As you may or may not know, my medical retirement from the Army is what led me down the path to finding clay. I was retired in July 2011 and took my first pottery class in October the same year. This was before I began having neuropathy and weakness in my legs and could throw on the wheel. I LOVED it! Having my hands in clay provided more therapeutic relief for me both physiologically and emotionally than any counselor/shrink had. Fast forward 5.5 years, and the same still holds true. I can’t throw anymore, but I hand build….and I sculpt. Sculpting is my true calling/passion….and my therapy.
The last 2 weeks have been rough. We found out my grandmother was in the hospital with double lung pneumonia, CHF, and COPD, 12 hours after they transferred her to hospice care, she passed away on 19 March. My hubby and I drove out to Iowa with one of my little sisters for the funeral, and back in less than a week. We got back and my husband is sick with a viral upper respiratory and sinus infection.

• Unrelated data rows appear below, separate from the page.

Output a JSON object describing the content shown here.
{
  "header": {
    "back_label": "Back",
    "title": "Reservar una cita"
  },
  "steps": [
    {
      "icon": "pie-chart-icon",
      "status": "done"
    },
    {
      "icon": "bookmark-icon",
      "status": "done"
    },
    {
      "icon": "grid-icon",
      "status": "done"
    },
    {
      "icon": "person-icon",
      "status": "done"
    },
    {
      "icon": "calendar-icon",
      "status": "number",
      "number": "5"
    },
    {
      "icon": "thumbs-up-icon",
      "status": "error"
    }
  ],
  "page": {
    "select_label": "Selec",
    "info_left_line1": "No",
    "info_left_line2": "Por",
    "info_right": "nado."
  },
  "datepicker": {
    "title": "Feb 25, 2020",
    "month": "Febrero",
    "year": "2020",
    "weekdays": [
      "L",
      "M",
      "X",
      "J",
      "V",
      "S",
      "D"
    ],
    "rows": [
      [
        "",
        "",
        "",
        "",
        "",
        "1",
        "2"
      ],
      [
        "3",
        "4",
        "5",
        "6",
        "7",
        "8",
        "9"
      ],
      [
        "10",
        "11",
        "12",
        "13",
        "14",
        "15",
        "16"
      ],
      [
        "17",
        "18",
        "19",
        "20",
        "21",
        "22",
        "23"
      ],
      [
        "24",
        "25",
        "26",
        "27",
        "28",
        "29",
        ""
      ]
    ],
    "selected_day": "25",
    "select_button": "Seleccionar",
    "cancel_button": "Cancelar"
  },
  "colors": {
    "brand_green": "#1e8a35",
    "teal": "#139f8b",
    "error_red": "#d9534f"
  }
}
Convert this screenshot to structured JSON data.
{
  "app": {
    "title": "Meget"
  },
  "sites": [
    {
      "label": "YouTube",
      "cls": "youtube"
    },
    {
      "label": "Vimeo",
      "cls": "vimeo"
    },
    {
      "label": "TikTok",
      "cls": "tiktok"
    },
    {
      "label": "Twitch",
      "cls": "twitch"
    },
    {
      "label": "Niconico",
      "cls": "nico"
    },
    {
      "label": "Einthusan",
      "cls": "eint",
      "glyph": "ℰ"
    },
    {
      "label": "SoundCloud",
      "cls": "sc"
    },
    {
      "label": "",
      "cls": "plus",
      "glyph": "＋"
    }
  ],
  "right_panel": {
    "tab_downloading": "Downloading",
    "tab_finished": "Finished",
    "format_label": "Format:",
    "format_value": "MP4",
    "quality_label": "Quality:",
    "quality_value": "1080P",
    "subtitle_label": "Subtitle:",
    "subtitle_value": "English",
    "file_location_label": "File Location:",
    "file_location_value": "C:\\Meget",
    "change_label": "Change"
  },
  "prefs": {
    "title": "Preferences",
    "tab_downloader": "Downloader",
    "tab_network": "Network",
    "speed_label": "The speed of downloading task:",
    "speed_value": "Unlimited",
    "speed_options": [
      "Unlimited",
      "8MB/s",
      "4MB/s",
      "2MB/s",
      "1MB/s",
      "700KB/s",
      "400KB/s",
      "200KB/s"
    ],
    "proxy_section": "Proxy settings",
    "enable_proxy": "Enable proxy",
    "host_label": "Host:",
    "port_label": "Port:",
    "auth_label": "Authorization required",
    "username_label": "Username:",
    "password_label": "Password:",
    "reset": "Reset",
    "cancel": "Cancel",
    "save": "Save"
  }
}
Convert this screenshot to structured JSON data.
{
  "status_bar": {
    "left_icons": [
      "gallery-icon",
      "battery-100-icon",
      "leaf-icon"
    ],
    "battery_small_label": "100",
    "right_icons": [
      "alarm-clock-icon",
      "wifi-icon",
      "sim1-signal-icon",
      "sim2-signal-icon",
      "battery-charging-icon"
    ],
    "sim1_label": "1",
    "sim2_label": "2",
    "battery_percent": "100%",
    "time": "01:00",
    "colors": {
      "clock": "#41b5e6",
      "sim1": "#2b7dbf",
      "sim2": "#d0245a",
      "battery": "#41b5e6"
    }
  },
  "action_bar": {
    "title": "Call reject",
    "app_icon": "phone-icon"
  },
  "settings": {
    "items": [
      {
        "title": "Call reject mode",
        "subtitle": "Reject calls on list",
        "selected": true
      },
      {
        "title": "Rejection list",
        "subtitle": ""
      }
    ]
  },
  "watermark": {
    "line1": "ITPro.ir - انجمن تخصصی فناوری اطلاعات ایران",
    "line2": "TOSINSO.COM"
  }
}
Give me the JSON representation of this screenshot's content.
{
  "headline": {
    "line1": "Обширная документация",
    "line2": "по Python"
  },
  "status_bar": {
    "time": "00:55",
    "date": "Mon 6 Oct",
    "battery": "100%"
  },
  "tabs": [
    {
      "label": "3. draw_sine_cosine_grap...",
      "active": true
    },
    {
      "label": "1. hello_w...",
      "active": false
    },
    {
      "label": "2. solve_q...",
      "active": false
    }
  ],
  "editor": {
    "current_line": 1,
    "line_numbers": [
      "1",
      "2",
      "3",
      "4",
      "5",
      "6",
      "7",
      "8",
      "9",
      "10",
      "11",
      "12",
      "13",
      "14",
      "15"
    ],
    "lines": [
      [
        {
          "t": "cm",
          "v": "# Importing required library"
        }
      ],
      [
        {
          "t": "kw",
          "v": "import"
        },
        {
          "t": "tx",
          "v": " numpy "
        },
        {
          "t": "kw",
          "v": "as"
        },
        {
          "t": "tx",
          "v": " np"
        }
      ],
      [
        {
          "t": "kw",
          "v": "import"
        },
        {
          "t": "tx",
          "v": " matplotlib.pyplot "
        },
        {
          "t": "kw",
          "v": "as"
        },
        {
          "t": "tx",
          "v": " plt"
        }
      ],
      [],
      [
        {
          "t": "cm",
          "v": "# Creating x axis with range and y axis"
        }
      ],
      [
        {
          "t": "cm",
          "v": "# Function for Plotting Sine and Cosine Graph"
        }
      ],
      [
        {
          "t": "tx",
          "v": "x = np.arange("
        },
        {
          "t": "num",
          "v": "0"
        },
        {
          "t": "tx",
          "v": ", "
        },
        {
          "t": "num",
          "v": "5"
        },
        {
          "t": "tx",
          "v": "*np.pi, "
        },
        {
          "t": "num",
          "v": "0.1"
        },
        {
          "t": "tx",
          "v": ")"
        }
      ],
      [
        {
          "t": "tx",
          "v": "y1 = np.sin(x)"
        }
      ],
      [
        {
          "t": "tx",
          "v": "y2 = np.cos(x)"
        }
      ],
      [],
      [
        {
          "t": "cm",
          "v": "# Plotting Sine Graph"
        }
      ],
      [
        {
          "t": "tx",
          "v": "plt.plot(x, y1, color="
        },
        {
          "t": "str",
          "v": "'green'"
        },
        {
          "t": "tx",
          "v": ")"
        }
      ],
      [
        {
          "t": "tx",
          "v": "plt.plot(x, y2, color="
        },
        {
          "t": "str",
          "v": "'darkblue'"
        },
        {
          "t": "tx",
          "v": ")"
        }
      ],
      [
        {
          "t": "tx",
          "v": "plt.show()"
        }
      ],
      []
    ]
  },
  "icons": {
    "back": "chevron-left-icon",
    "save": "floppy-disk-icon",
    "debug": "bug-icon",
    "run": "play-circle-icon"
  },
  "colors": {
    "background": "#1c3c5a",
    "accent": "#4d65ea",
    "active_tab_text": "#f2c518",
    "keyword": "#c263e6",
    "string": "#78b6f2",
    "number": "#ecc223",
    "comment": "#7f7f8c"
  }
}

Not to mention some personal health issues and life decisions the hubby and I have been dealing with – that we’re not quite ready to make public yet. Needless to say…I’ve been an emotional mess. The day after a doctors appointment, I actually had a counseling appoint and it didn’t do shit to help with my own peace of mind / emotional distress.
How Clay has Helped
Before clay, I would have found myself laying bed, depressed as hell, crying all the time, and taking my sweet ass time coping with all of what’s transpired. Clay has allowed me a healthy and productive way to work through many of these emotions in a better – and often quicker – way. There are books that have been written, classes that are taught, and new professions created daily based on the premise of art therapy. Many people still look at “art therapy” or “art AS therapy” as a lesser form of therapy or not a successful healing modality. I am here to tell you that is not the case. It is very successful and preferable than any other form of treatment for me personally.